1.4. Sustainability of monetary diversity
1.4.1. Key movements for change
Let us first look at the two key movements for change offering alternatives to the current monetary system, and their implications.
- The reform movement. This movement contemplates changing the monetary system by political means, proposing new laws to modify the current system, but retaining as much as possible of what already exists. The current system would transition to a system of state-issued, sovereign money, with no debt, and a reserve bank based entirely on savings, with no interest. Money would not be representative of any specific asset, other than the obligation to admit it as a means of payment of an amount owed. The proposal is for fiat money based on the faith or confidence of the community, that is, not backed by precious metals or anything other than a promise to pay on the part of the issuing party. The movement proposes replacing the current monetary system, eradicating and removing the root cause of the current planetary unsustainability. Organizations affiliated to the movement include, in Spain, the Dinero Positivo association; and, internationally, the American Monetary Institute, Positive Money, the International Movement for Monetary Reform, Monetative and the Swiss Sovereign Money Initiative. Writers who subscribe to the movement include Ben Dyson, Joseph Huber and Stephen Zarlenga.

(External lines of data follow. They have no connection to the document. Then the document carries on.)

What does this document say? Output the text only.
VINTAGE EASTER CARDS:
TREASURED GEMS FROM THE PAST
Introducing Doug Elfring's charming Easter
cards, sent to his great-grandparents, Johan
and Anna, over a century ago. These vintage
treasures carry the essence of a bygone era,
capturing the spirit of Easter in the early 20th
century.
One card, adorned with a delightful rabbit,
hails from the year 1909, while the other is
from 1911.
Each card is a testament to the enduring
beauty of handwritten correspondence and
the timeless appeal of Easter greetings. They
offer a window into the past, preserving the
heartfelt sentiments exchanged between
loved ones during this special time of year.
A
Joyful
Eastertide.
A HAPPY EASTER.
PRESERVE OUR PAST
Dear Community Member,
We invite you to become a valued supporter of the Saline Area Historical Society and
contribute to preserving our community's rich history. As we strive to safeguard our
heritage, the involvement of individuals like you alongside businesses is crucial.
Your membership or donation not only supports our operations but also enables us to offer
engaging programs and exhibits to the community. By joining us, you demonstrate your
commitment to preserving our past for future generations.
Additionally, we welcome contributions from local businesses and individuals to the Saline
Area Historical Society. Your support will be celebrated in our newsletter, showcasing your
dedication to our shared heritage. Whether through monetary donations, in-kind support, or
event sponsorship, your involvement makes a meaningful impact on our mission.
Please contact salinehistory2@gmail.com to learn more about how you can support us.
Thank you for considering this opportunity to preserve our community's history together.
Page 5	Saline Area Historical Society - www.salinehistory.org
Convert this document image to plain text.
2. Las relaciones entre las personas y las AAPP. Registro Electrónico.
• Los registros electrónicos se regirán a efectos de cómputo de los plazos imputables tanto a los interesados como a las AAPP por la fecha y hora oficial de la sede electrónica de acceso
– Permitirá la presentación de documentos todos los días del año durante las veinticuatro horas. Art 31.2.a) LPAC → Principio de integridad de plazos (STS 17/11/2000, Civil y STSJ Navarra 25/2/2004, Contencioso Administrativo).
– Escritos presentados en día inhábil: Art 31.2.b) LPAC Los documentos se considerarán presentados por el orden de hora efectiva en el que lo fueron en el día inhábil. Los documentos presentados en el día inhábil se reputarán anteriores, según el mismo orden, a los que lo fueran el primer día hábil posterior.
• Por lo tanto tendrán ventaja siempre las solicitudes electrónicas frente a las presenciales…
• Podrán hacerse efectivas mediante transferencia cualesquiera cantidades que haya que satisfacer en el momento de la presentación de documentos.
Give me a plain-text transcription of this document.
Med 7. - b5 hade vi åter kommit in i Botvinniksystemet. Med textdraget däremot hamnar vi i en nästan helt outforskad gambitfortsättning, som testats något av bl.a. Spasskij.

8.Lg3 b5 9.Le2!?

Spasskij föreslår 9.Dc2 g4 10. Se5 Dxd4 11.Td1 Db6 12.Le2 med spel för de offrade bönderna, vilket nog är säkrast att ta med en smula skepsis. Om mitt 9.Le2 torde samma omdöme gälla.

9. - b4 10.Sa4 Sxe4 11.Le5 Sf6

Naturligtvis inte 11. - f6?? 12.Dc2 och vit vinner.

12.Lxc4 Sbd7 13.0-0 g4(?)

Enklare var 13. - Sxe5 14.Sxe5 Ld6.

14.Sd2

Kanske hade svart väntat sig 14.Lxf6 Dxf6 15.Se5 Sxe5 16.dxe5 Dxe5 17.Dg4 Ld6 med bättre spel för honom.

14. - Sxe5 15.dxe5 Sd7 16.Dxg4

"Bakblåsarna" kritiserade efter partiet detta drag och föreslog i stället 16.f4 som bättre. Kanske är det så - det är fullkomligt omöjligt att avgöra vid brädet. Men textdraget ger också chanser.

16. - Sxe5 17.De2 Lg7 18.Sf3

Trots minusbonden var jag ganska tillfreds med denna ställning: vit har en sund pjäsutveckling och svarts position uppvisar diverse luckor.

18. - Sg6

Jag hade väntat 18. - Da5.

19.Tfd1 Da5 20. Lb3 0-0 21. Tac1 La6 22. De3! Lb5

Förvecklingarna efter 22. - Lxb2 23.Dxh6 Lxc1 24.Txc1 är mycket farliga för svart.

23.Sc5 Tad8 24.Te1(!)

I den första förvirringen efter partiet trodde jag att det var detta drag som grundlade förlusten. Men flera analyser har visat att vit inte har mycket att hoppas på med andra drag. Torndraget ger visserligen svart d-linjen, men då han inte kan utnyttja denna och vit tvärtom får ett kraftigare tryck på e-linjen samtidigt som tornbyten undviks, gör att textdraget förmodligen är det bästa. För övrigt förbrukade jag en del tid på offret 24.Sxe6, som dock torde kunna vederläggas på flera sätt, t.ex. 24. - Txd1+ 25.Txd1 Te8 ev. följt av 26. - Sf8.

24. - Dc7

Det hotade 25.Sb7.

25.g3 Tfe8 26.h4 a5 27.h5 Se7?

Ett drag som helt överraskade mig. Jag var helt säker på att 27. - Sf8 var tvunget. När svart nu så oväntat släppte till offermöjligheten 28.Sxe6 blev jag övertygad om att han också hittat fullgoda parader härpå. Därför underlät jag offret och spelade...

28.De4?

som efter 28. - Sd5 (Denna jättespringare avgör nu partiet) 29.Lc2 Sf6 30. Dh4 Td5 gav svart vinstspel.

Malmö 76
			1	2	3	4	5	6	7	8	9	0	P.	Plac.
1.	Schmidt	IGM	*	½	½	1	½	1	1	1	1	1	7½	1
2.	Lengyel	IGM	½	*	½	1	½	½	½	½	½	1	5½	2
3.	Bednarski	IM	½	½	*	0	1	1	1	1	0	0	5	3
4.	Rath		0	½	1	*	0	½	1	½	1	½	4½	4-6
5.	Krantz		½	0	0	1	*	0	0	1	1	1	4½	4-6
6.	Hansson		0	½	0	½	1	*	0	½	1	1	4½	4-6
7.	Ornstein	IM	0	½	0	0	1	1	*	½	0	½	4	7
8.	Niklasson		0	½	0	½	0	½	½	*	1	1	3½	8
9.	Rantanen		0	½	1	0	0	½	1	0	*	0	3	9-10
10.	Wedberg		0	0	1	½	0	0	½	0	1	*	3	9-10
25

- The transformation movement. This movement proposes change to the monetary system based on the emergence and development of social, cooperative and collaborative economy experiences, and their alternative mediums of exchange. The proposal is for a monetary system based on multiple currencies, each of which represents the promise of a producer of goods, products or services, to deliver a real asset in exchange for the currency. The system would use different types of money according to its function: conventional money primarily as a store of value, and alternative mediums of exchange exclusively as mediums of exchange and payment. This movement proposes to coexist with the current monetary system, complementing it and minimizing its negative effects. Organizations affiliated to the movement include, in Spain, the Instituto de la Moneda Social (Social Currency Institute); and, internationally, Community Currencies in Action, the Research Association on Monetary Innovation and Community and Complementary Currency Systems, the International Journal of Community Currency Research, the Complementary Currency Resource Center, the New Economics Foundation and Community Currency Magazine. Writers who subscribe to the movement include Bernard Lietaer, Gill Seyfang, Thomas Greco, Michael Linton, Edgar Cahn, David Boyle, and the late Margrit Kennedy.
It is important to highlight the clear difference between the three functions of money (medium of exchange and payment, store of value, and unit of measurement of the value of things) in relation to each of the movements for change. This is because there is an essential contradiction between the first two functions: if money is a store of value, it is withdrawn from circulation, and therefore serves no purpose as a medium of exchange and payment. The stance of the transformation movement is that the two functions should be separate, with the creation of two different types of currencies. This is because the transformation movement perceives money, on the one hand, as a measurement of the value of things, but fundamentally as a medium of exchange and payment, and not as a store of value. The opposite is true for the reform movement, which continues to apply the three functions of money to the one currency.
In this COURSE, we analyse alternative currencies and the transformation movement in detail, as well as all the potential implications of the introduction of monetary diversity.